November 29, 2019

James Galanos, Fashion School Dropout

By:
Katie Rae Preston
James Galanos in 1956

James Galanos (1924 - 2016) was a fashion school dropout turned revered designer to A-List stars such as Elizabeth Taylor, Marlene Dietrich, and Judy Garland. After dropping out of Traphagen School of Fashion, he secured an assistant position with Hattie Carnegie in New York in 1944. Hattie Carnegie got her start as a milliner, but had a knack for discovering fashion design talents. Her company became a fashion incubator for American designers such as Pauline Trigere, which we have a few of her designs on view at the gallery from November 14, 2019 to December 10, 2019. The job with Hattie was, unfortunately, a bit more clerical than creative and after growing disappointed Galanos left for another opportunity in California. However, the position he originally went to California for sadly never materialized; but as luck would have it, he was hired part-time at Columbia Pictures. Never one to rest too long Galanos quickly left his employment with Columbia to go work in Paris, just as the couture houses there were rebounding from World War II. He started work with Robert Piguet right alongside Pierre Balmain and Hubert de Givenchy, those are two names you might recognize! 

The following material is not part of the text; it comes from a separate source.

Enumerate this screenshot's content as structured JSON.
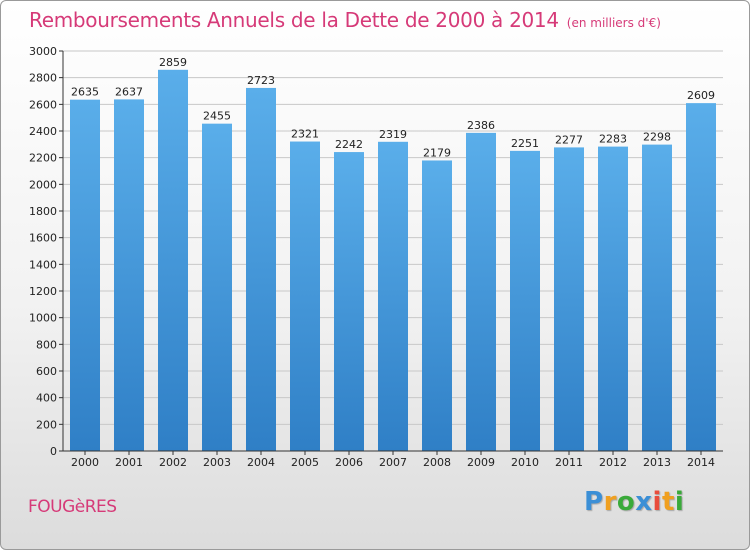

Left: One of the Galanos gowns available on iGavel Auctions
Right: An original advertisement for the dress

In the 1950s Galanos decided to take another shot at California. He created his own company and quickly began selling his gowns to Saks Fifth Avenue and Neiman Marcus. These gowns were made as ready to wear, not custom, but it was apparent from the beginning that his gowns were of higher quality, comparable to haute couture. He was a master at working with chiffon, an example of this can be viewed on item number 5593671 on the iGavel website. Galanos designs are timeless, in fact, Nancy Reagan wore a 14-year-old Galanos gown to her first state dinner at the White House in the 1980s. This is a testament to the workmanship and design of his work. James Galanos’s desire to create was lifelong and he has left an incredible legacy.